Herr Brotz, die Stadtpolizei Zürich schickt am Freitag die Sondereinheit Skorpion an den Leutschenbach, um Bundesrat Alain Berset vor Angriffen zu schützen. Haben Sie das schon einmal erlebt?
Sandro Brotz: Für die Begleitung und den Schutz von Bundesrat Alain Berset ist der Bundessicherheitsdienst in Zusammenarbeit mit den lokalen Polizeibehörden zuständig. Diese beurteilen, wie stark Bundesräte gefährdet sind und ordnen entsprechende Sicherheitsmassnahmen an. Ich habe solche Einsätze, die sehr professionell und unaufgeregt von sich gehen, immer mal wieder erlebt – zuletzt bei Bundespräsident Guy Parmelin in einer Abstimmungs-«Arena».
Seit wann werden Bundesräte bei «Arena»-Auftritten derart stark beschützt?
Bei Auftritten von Bundesrätinnen und Bundesräten hat es schon immer ein eigenes Dispositiv gegeben. Es trifft jedoch zu, dass die Bedrohungslage in der Pandemie zugenommen hat. Dies wird auch von der Bundespolizei Fedpol bestätigt.
Macht Ihnen das Sorgen?
Ich bedaure diese Entwicklung. Corona hat eine eigentliche Wutwelle mit sich gebracht, in der die Politik und auch die Medien für manche Menschen zur Projektionsfläche ihrer eigenen Situation geworden sind.
Während der Pandemie haben Drohungen gegenüber Politikerinnen und Politikern stark zugenommen. Wie ist es bei Ihnen, werden Sie auch öfter angefeindet und bedroht?
Wer eine kontroverse Sendung moderiert, steht im Schaufenster. Dazu gehören leider auch Angriffe unter der Gürtellinie oder Anfeindungen. Ich persönlich kann damit umgehen, aber es hört dann auf, wenn mein Umfeld davon betroffen ist.
Haben Sie schon Fälle angezeigt?
Ich stehe mit unserem Rechtsdienst und den Behörden in Kontakt, möchte aber dazu nicht weiter Stellung nehmen. Nur so viel: Wer die Grenzen überschreitet, muss damit rechnen, auch zur Rechenschaft gezogen zu werden. Hass ist keine Meinung. Nie.
Gibt es Situationen, in denen Sie ebenfalls Personenschutz benötigen?
Ich hoffe, dass es nie soweit kommen wird.

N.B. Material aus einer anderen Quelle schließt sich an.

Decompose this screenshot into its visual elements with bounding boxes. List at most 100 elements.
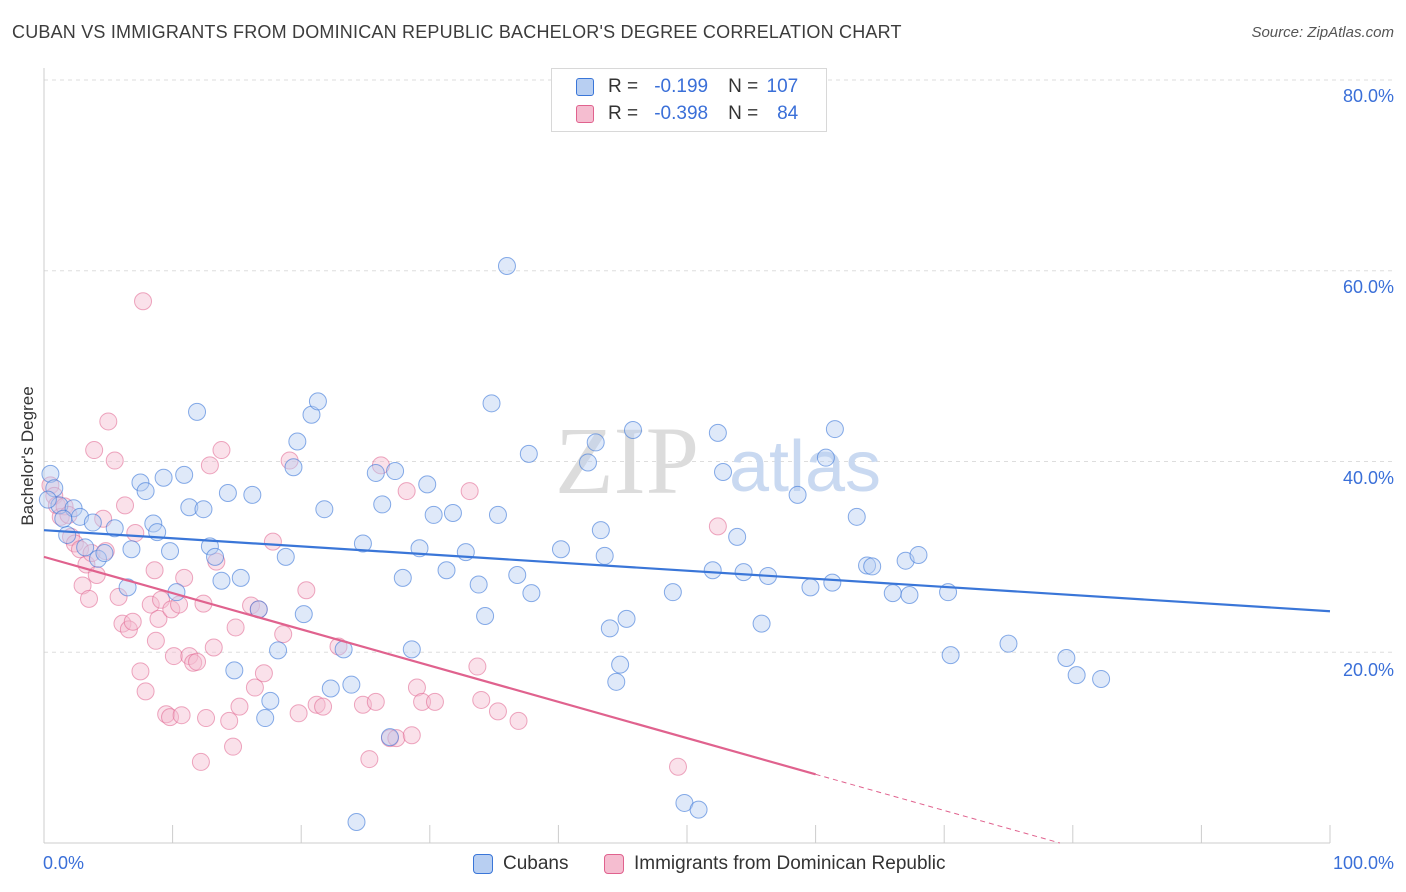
dominican-point-59: [274, 625, 293, 644]
legend-r-value-cubans: -0.199: [654, 76, 709, 97]
cubans-point-77: [663, 583, 682, 602]
cubans-point-80: [703, 561, 722, 580]
cubans-point-100: [941, 646, 960, 665]
dominican-point-80: [488, 702, 507, 721]
y-tick-60: 60.0%: [1342, 277, 1394, 297]
cubans-point-68: [578, 453, 597, 472]
cubans-point-14: [136, 482, 155, 501]
dominican-point-61: [289, 704, 308, 723]
dominican-point-77: [460, 482, 479, 501]
legend-r-label: R =: [608, 103, 639, 124]
cubans-point-60: [476, 607, 495, 626]
legend-n-value-cubans: 107: [766, 76, 799, 97]
cubans-point-51: [393, 568, 412, 587]
cubans-point-57: [443, 504, 462, 523]
cubans-point-41: [315, 500, 334, 519]
bottom-legend-dominican: Immigrants from Dominican Republic: [604, 852, 946, 876]
bottom-legend-label-dominican: Immigrants from Dominican Republic: [634, 853, 946, 874]
cubans-point-97: [900, 586, 919, 605]
series-cubans-points: [38, 256, 1111, 832]
y-tick-80: 80.0%: [1342, 86, 1394, 106]
legend-r-value-dominican: -0.398: [654, 103, 709, 124]
chart-title: CUBAN VS IMMIGRANTS FROM DOMINICAN REPUB…: [12, 22, 902, 42]
cubans-point-75: [617, 609, 636, 628]
cubans-point-98: [909, 545, 928, 564]
cubans-point-76: [623, 421, 642, 440]
bottom-legend-cubans: Cubans: [473, 852, 569, 876]
dominican-point-78: [468, 657, 487, 676]
dominican-point-51: [224, 737, 243, 756]
cubans-point-93: [858, 556, 877, 575]
dominican-point-34: [161, 708, 180, 727]
dominican-point-29: [145, 561, 164, 580]
dominican-point-39: [175, 568, 194, 587]
dominican-point-38: [172, 706, 191, 725]
cubans-point-65: [519, 444, 538, 463]
cubans-point-28: [225, 661, 244, 680]
dominican-point-30: [146, 631, 165, 650]
cubans-point-67: [551, 540, 570, 559]
cubans-point-66: [522, 584, 541, 603]
cubans-point-74: [611, 655, 630, 674]
cubans-point-25: [206, 547, 225, 566]
dominican-point-68: [366, 692, 385, 711]
dominican-point-25: [131, 662, 150, 681]
cubans-point-88: [801, 578, 820, 597]
cubans-point-101: [999, 634, 1018, 653]
cubans-point-13: [131, 473, 150, 492]
cubans-point-56: [437, 561, 456, 580]
cubans-point-21: [180, 498, 199, 517]
cubans-point-34: [269, 641, 288, 660]
dominican-point-55: [245, 678, 264, 697]
dominican-point-82: [708, 517, 727, 536]
cubans-point-83: [728, 527, 747, 546]
cubans-point-71: [595, 546, 614, 565]
cubans-point-27: [218, 483, 237, 502]
watermark-zip: ZIP: [555, 407, 699, 514]
cubans-point-10: [105, 519, 124, 538]
cubans-point-11: [118, 578, 137, 597]
dominican-point-45: [197, 709, 216, 728]
y-tick-40: 40.0%: [1342, 468, 1394, 488]
x-tick-0: 0.0%: [43, 853, 85, 873]
cubans-point-1: [45, 479, 64, 498]
dominican-point-3: [51, 507, 70, 526]
legend-swatch-pink: [576, 105, 594, 123]
trend-line-cubans: [43, 529, 1331, 613]
dominican-point-76: [425, 692, 444, 711]
dominican-point-27: [136, 682, 155, 701]
dominican-point-50: [220, 711, 239, 730]
dominican-point-23: [123, 612, 142, 631]
cubans-point-46: [353, 534, 372, 553]
cubans-point-102: [1057, 648, 1076, 667]
y-axis-label: Bachelor's Degree: [18, 386, 37, 526]
cubans-point-92: [847, 507, 866, 526]
cubans-point-40: [308, 392, 327, 411]
cubans-point-0: [41, 464, 60, 483]
cubans-point-29: [231, 568, 250, 587]
bottom-legend-swatch-blue: [473, 854, 493, 874]
dominican-point-13: [85, 441, 104, 460]
legend-swatch-blue: [576, 78, 594, 96]
dominican-point-36: [164, 647, 183, 666]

Es zeichnet die Schweiz aus, einander zuzuhören und mit Argumenten zu fechten – und nicht mit Drohungen oder gar Gewalt.
Sie haben sich nach einem umstrittenen Corona-Tweet eine Zeit lang von den sozialen Medien zurückgezogen. Nun sind Sie zurück. Weshalb?
Ich habe mich insbesondere von Twitter zurückgezogen, weil der Tonfall dort zunehmend gehässig geworden ist und oftmals keine eigentliche Debatte mehr entsteht. Auf anderen Kanälen wie Instagram geht es weitaus gesitteter zu und her. Nahbarkeit ist mir wichtig. Da gehört auch Kritik dazu. Man darf nicht vergessen, dass viele Rückmeldungen auch zu konkreten Inputs für die Sendung führen.
Sie und ihr Team haben für die Corona-«Arena» mit zahlreichen Menschen gesprochen. Wie nehmen Sie die Stimmung im Land wahr?
Wir sind regelrecht überrannt worden mit Zuschriften von Zuschauerinnen und Zuschauern, die Bundesrat Alain Berset eine Frage stellen wollen. Das zeigt mir, wie das Virus nach wie vor alle unsere Lebensbereiche durchdringt. Persönlich spüre ich, dass nach wie vor ein Graben da ist – insbesondere bei der Frage des Impfens.
Am Wochenende sorgte der Angriff eines Corona-Skeptikers auf die Zürcher Regierungsrätin Natalie Rickli für Schlagzeilen. Wie garantieren Sie, dass sich kein gewalttätiger Corona-Skeptiker unter Ihren Studiogästen befindet?
Wir haben mit allen Publikumsgästen ausführlich gesprochen. Mit den meisten habe ich auch selbst geredet und bin überzeugt, dass es ihnen um die Sache geht. Schliesslich hat man nicht jeden Tag, die Möglichkeit, einem Bundesrat eine kritische Frage zu stellen. Diese Chance werden die Zuschauerinnen und Zuschauer nutzen. Ich freue mich auf diesen Dialog zwischen Bundesrat Berset und der Bevölkerung.
Das Interview mit Sandro Brotz wurde schriftlich geführt.